Davis's feature films include The Big Bounce (1969), Russ Meyer's Beyond the Valley of the Dolls (1970), Sweet Sugar (1972), Terminal Island (1973), The Day of the Dolphin (1973), The Choirboys (1977), The Wild Women of Chastity Gulch (1982), and Guns (1990). And, in 1975, she played Scarlett O'Hara, the character originally played by Vivien Leigh in the 1939 movie Gone With the Wind, in Train Ride to Hollywood, a pop musical starring the R&B band Bloodstone. Davis explained that the movie was "all a dream sequence," as the storyline involves Bloodstone singer Harry Williams losing consciousness from a head injury and dreaming that he and his bandmates are on a train bound for Los Angeles with famous actors and characters from Old Hollywood's Golden Age. "I played Scarlett O'Hara and had a ball," Davis remembered.

Davis appeared in guest roles on the prime-time series Love, American Style (1969) for five seasons.
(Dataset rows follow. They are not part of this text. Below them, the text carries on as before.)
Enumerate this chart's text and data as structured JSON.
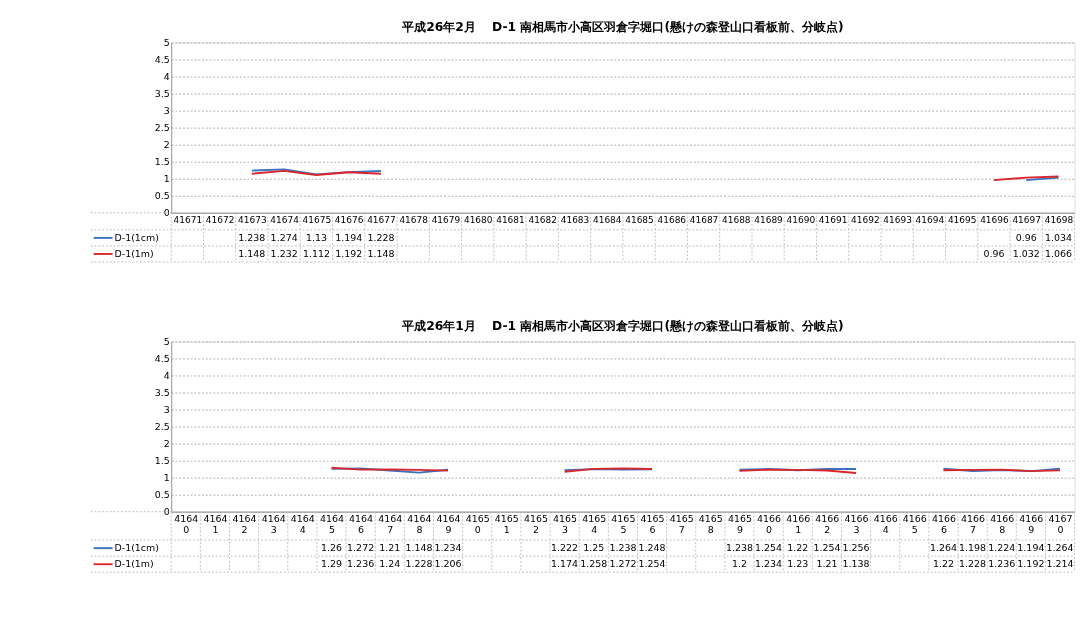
{
  "chart_data": [
    {
      "type": "line",
      "title": "平成26年2月　 D-1 南相馬市小高区羽倉字堀口(懸けの森登山口看板前、分岐点)",
      "categories": [
        "41671",
        "41672",
        "41673",
        "41674",
        "41675",
        "41676",
        "41677",
        "41678",
        "41679",
        "41680",
        "41681",
        "41682",
        "41683",
        "41684",
        "41685",
        "41686",
        "41687",
        "41688",
        "41689",
        "41690",
        "41691",
        "41692",
        "41693",
        "41694",
        "41695",
        "41696",
        "41697",
        "41698"
      ],
      "series": [
        {
          "name": "D-1(1cm)",
          "color": "#3b72c0",
          "values": [
            null,
            null,
            1.238,
            1.274,
            1.13,
            1.194,
            1.228,
            null,
            null,
            null,
            null,
            null,
            null,
            null,
            null,
            null,
            null,
            null,
            null,
            null,
            null,
            null,
            null,
            null,
            null,
            null,
            0.96,
            1.034
          ]
        },
        {
          "name": "D-1(1m)",
          "color": "#d9262a",
          "values": [
            null,
            null,
            1.148,
            1.232,
            1.112,
            1.192,
            1.148,
            null,
            null,
            null,
            null,
            null,
            null,
            null,
            null,
            null,
            null,
            null,
            null,
            null,
            null,
            null,
            null,
            null,
            null,
            0.96,
            1.032,
            1.066
          ]
        }
      ],
      "ylim": [
        0,
        5
      ],
      "yticks": [
        0,
        0.5,
        1,
        1.5,
        2,
        2.5,
        3,
        3.5,
        4,
        4.5,
        5
      ],
      "grid": "y",
      "legend": "bottom",
      "data_labels": true,
      "marker": "none",
      "line_style": "solid"
    },
    {
      "type": "line",
      "title": "平成26年1月　 D-1 南相馬市小高区羽倉字堀口(懸けの森登山口看板前、分岐点)",
      "categories": [
        "41640",
        "41641",
        "41642",
        "41643",
        "41644",
        "41645",
        "41646",
        "41647",
        "41648",
        "41649",
        "41650",
        "41651",
        "41652",
        "41653",
        "41654",
        "41655",
        "41656",
        "41657",
        "41658",
        "41659",
        "41660",
        "41661",
        "41662",
        "41663",
        "41664",
        "41665",
        "41666",
        "41667",
        "41668",
        "41669",
        "41670"
      ],
      "series": [
        {
          "name": "D-1(1cm)",
          "color": "#3b72c0",
          "values": [
            null,
            null,
            null,
            null,
            null,
            1.26,
            1.272,
            1.21,
            1.148,
            1.234,
            null,
            null,
            null,
            1.222,
            1.25,
            1.238,
            1.248,
            null,
            null,
            1.238,
            1.254,
            1.22,
            1.254,
            1.256,
            null,
            null,
            1.264,
            1.198,
            1.224,
            1.194,
            1.264
          ]
        },
        {
          "name": "D-1(1m)",
          "color": "#d9262a",
          "values": [
            null,
            null,
            null,
            null,
            null,
            1.29,
            1.236,
            1.24,
            1.228,
            1.206,
            null,
            null,
            null,
            1.174,
            1.258,
            1.272,
            1.254,
            null,
            null,
            1.2,
            1.234,
            1.23,
            1.21,
            1.138,
            null,
            null,
            1.22,
            1.228,
            1.236,
            1.192,
            1.214
          ]
        }
      ],
      "ylim": [
        0,
        5
      ],
      "yticks": [
        0,
        0.5,
        1,
        1.5,
        2,
        2.5,
        3,
        3.5,
        4,
        4.5,
        5
      ],
      "grid": "y",
      "legend": "bottom",
      "data_labels": true,
      "marker": "none",
      "line_style": "solid"
    }
  ]
}
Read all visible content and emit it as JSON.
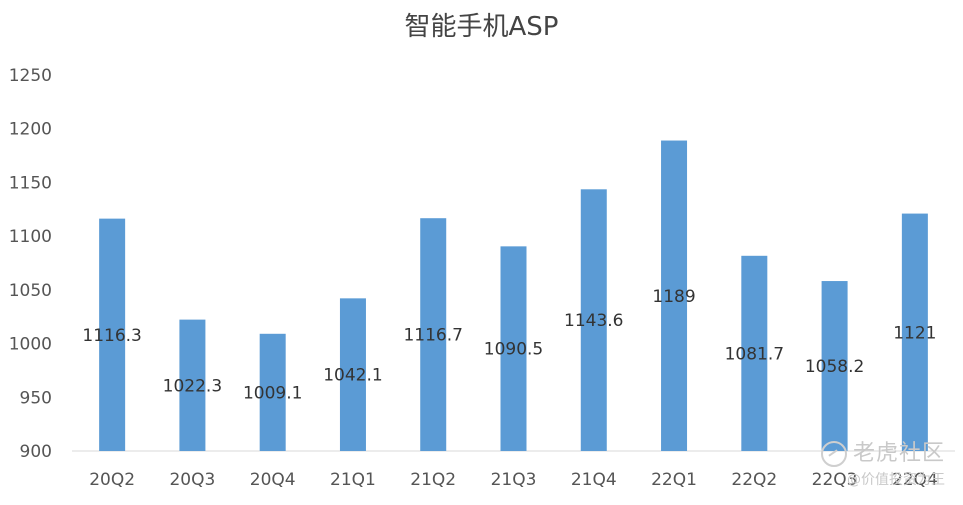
{
  "chart_data": {
    "type": "bar",
    "title": "智能手机ASP",
    "xlabel": "",
    "ylabel": "",
    "categories": [
      "20Q2",
      "20Q3",
      "20Q4",
      "21Q1",
      "21Q2",
      "21Q3",
      "21Q4",
      "22Q1",
      "22Q2",
      "22Q3",
      "22Q4"
    ],
    "series": [
      {
        "values": [
          1116.3,
          1022.3,
          1009.1,
          1042.1,
          1116.7,
          1090.5,
          1143.6,
          1189,
          1081.7,
          1058.2,
          1121
        ]
      }
    ],
    "data_labels": [
      "1116.3",
      "1022.3",
      "1009.1",
      "1042.1",
      "1116.7",
      "1090.5",
      "1143.6",
      "1189",
      "1081.7",
      "1058.2",
      "1121"
    ],
    "ylim": [
      900,
      1250
    ],
    "yticks": [
      900,
      950,
      1000,
      1050,
      1100,
      1150,
      1200,
      1250
    ],
    "grid": false,
    "legend": "none",
    "bar_color": "#5b9bd5"
  },
  "watermark": {
    "line1": "老虎社区",
    "line2": "@价值投资为王"
  }
}
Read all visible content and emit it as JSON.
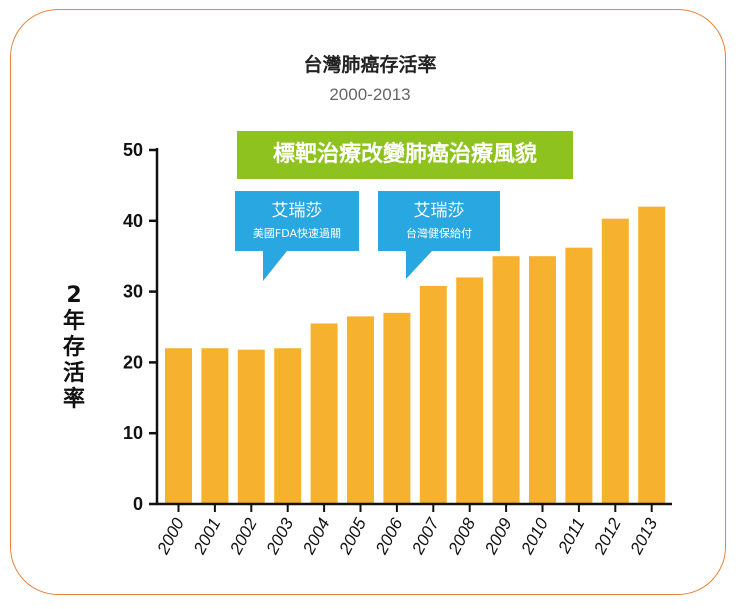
{
  "chart_data": {
    "type": "bar",
    "title": "台灣肺癌存活率",
    "subtitle": "2000-2013",
    "ylabel": "2年存活率",
    "xlabel": "",
    "categories": [
      "2000",
      "2001",
      "2002",
      "2003",
      "2004",
      "2005",
      "2006",
      "2007",
      "2008",
      "2009",
      "2010",
      "2011",
      "2012",
      "2013"
    ],
    "values": [
      22,
      22,
      21.8,
      22,
      25.5,
      26.5,
      27,
      30.8,
      32,
      35,
      35,
      36.2,
      40.3,
      42
    ],
    "ylim": [
      0,
      50
    ],
    "yticks": [
      "0",
      "10",
      "20",
      "30",
      "40",
      "50"
    ],
    "grid": false,
    "bar_color": "#f6b12e",
    "banner": "標靶治療改變肺癌治療風貌",
    "banner_color": "#8dc21f",
    "callouts": [
      {
        "title": "艾瑞莎",
        "subtitle": "美國FDA快速過關"
      },
      {
        "title": "艾瑞莎",
        "subtitle": "台灣健保給付"
      }
    ],
    "callout_color": "#29a7e1",
    "frame_color": "#e8823a"
  }
}
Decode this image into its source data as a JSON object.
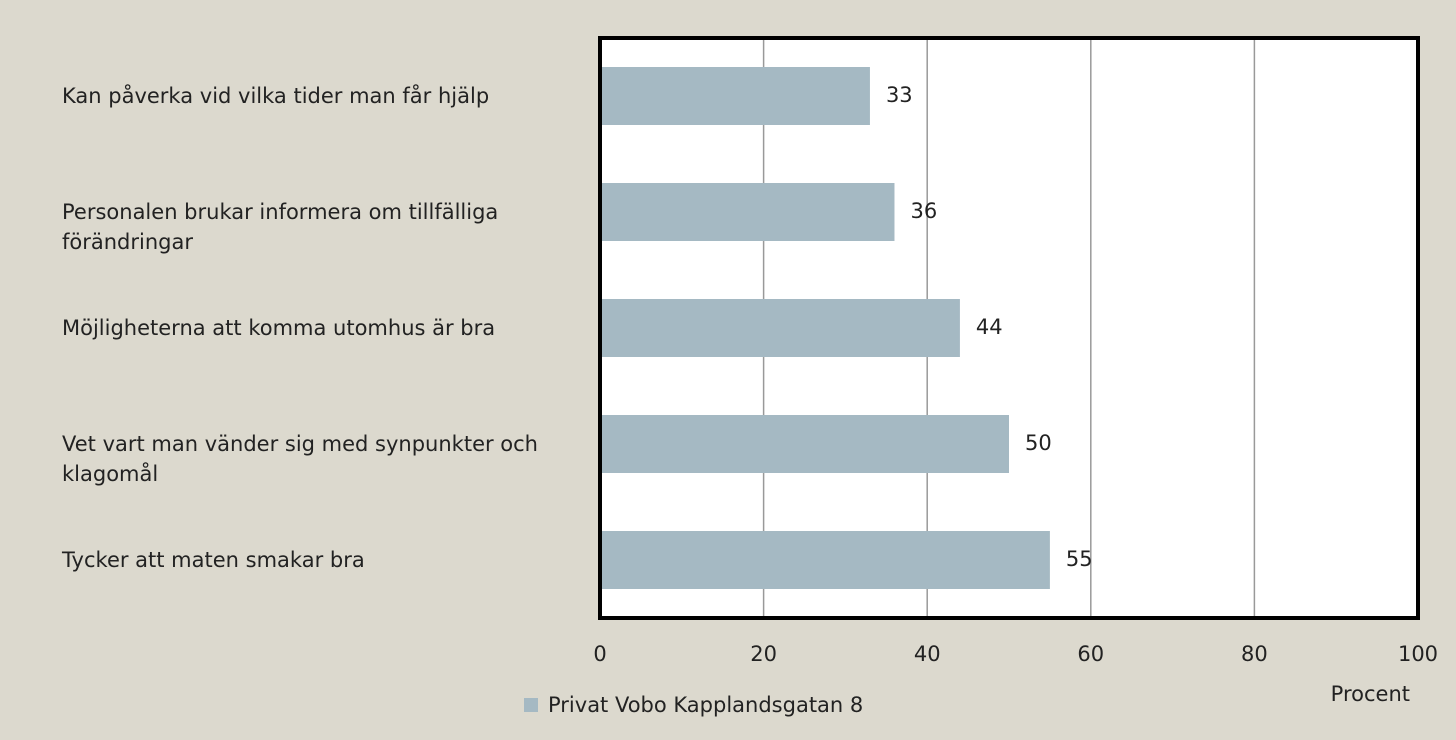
{
  "chart_data": {
    "type": "bar",
    "orientation": "horizontal",
    "categories": [
      "Kan påverka vid vilka tider man får hjälp",
      "Personalen brukar informera om tillfälliga förändringar",
      "Möjligheterna att komma utomhus är bra",
      "Vet vart man vänder sig med synpunkter och klagomål",
      "Tycker att maten smakar bra"
    ],
    "series": [
      {
        "name": "Privat Vobo Kapplandsgatan 8",
        "color": "#a5b9c3",
        "values": [
          33,
          36,
          44,
          50,
          55
        ]
      }
    ],
    "x_label": "Procent",
    "xlim": [
      0,
      100
    ],
    "xticks": [
      0,
      20,
      40,
      60,
      80,
      100
    ],
    "grid": true
  }
}
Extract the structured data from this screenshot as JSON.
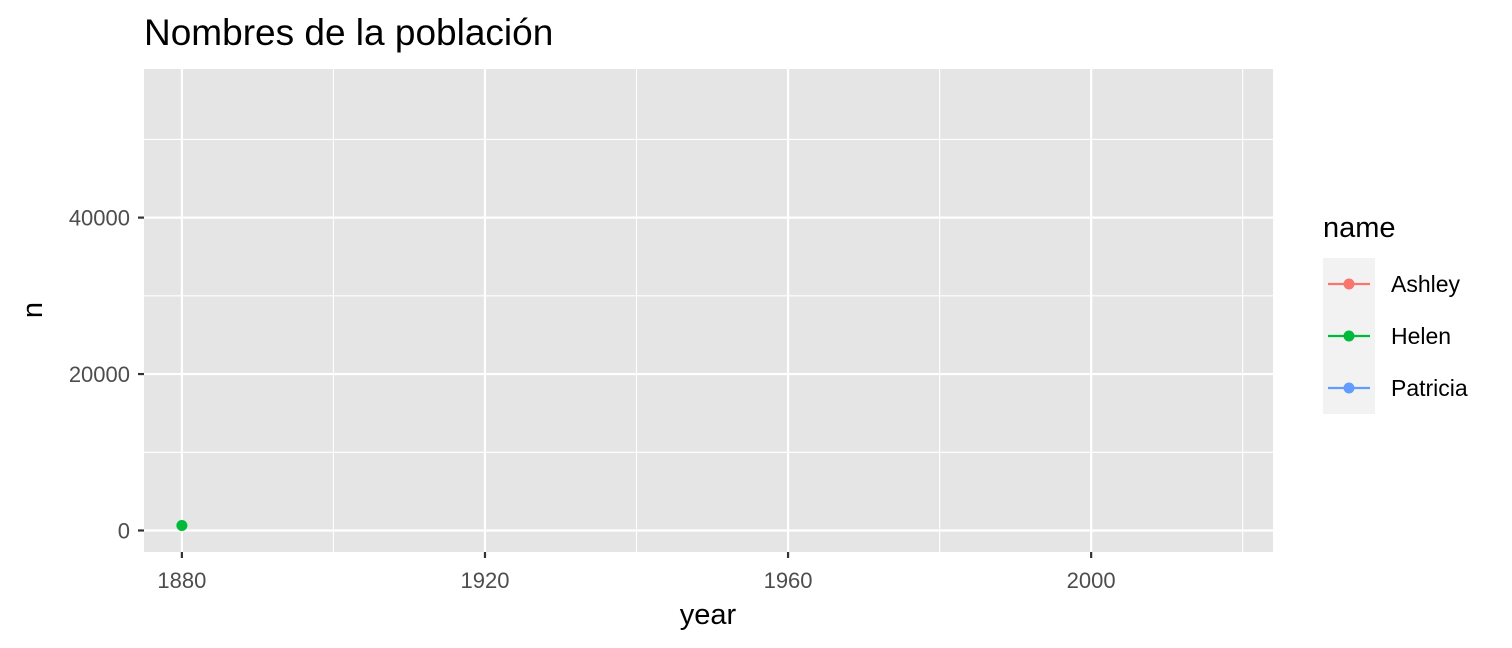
{
  "chart_data": {
    "type": "line",
    "title": "Nombres de la población",
    "xlabel": "year",
    "ylabel": "n",
    "xlim": [
      1875,
      2024
    ],
    "ylim": [
      -2750,
      59000
    ],
    "x_ticks": [
      1880,
      1920,
      1960,
      2000
    ],
    "x_tick_labels": [
      "1880",
      "1920",
      "1960",
      "2000"
    ],
    "x_minor_ticks": [
      1900,
      1940,
      1980,
      2020
    ],
    "y_ticks": [
      0,
      20000,
      40000
    ],
    "y_tick_labels": [
      "0",
      "20000",
      "40000"
    ],
    "y_minor_ticks": [
      10000,
      30000,
      50000
    ],
    "grid": true,
    "panel_background": "#e5e5e5",
    "legend": {
      "title": "name",
      "position": "right",
      "entries": [
        "Ashley",
        "Helen",
        "Patricia"
      ]
    },
    "series": [
      {
        "name": "Ashley",
        "color": "#f8766d",
        "points": []
      },
      {
        "name": "Helen",
        "color": "#00ba38",
        "points": [
          {
            "x": 1880,
            "y": 636
          }
        ]
      },
      {
        "name": "Patricia",
        "color": "#619cff",
        "points": []
      }
    ]
  }
}
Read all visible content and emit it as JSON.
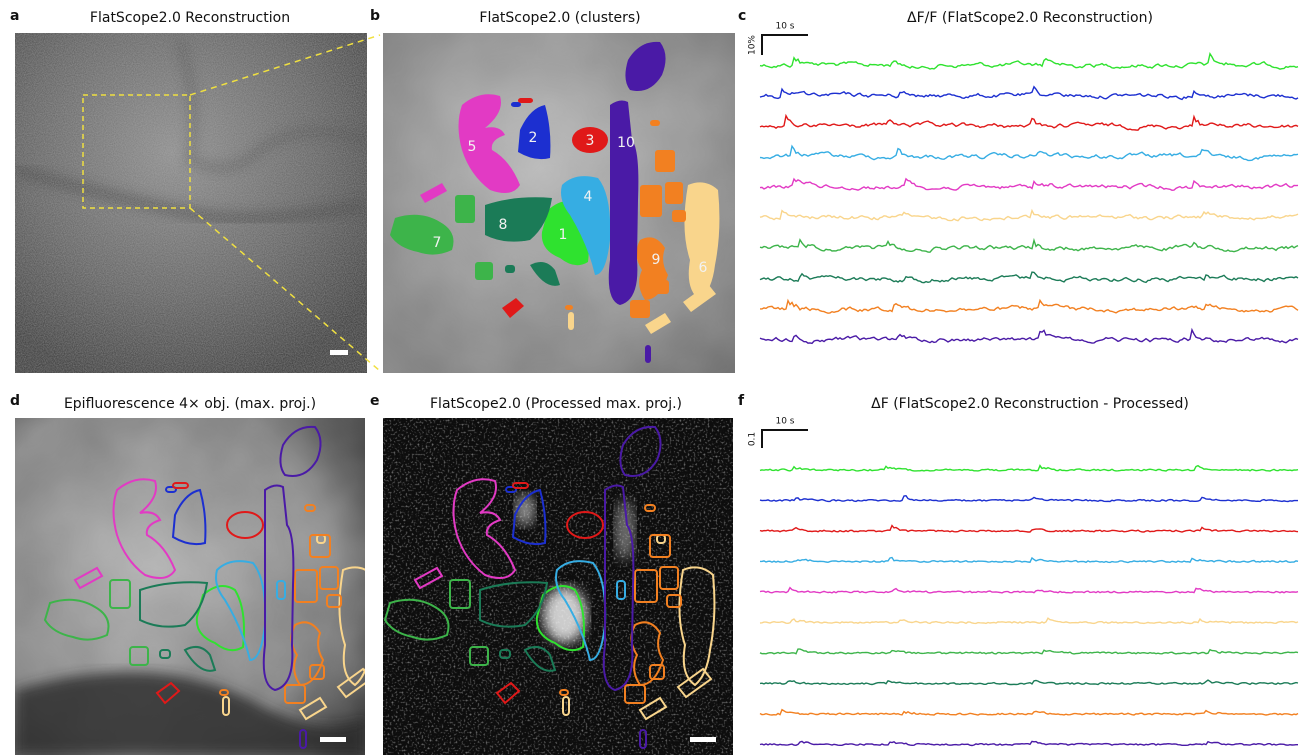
{
  "panels": {
    "a": {
      "label": "a",
      "title": "FlatScope2.0 Reconstruction"
    },
    "b": {
      "label": "b",
      "title": "FlatScope2.0 (clusters)",
      "clusters": [
        {
          "label": "1",
          "color": "#2fe22f"
        },
        {
          "label": "2",
          "color": "#1c2fd0"
        },
        {
          "label": "3",
          "color": "#e01919"
        },
        {
          "label": "4",
          "color": "#36ade3"
        },
        {
          "label": "5",
          "color": "#e23ac4"
        },
        {
          "label": "6",
          "color": "#f9d58c"
        },
        {
          "label": "7",
          "color": "#3db44a"
        },
        {
          "label": "8",
          "color": "#1b7b57"
        },
        {
          "label": "9",
          "color": "#f28021"
        },
        {
          "label": "10",
          "color": "#4a1aa6"
        }
      ]
    },
    "c": {
      "label": "c",
      "title": "ΔF/F (FlatScope2.0 Reconstruction)",
      "time_scale": "10 s",
      "amplitude_scale": "10%"
    },
    "d": {
      "label": "d",
      "title": "Epifluorescence 4× obj. (max. proj.)"
    },
    "e": {
      "label": "e",
      "title": "FlatScope2.0 (Processed max. proj.)"
    },
    "f": {
      "label": "f",
      "title": "ΔF (FlatScope2.0 Reconstruction - Processed)",
      "time_scale": "10 s",
      "amplitude_scale": "0.1"
    }
  }
}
She also appeared in television series such as Knight Rider, in which she played the villainous Tanya Walker in the pilot, "Knight of the Phoenix". Davis also had guest roles in Magnum, P.I., The Love Boat, Fantasy Island, and The Wild Wild West. She was in an episode of Adam-12 titled "You Blew It" in 1969. She was also a Match Game panelist on occasion and, during her tenure on ABC's Vega$, appeared on a Battle of the Network Stars special.

Davis was probably best known as a co-star on the ABC prime-time series Vega$ from 1978 to 1981, alongside series star Robert Urich. Davis appeared in all 69 episodes. Davis's character, Beatrice Travis, worked for Dan Tanna, the Las Vegas-based private investigator played by Urich. Her role was working as Tanna's very smart secretary and girl Friday in the Las Vegas crime drama.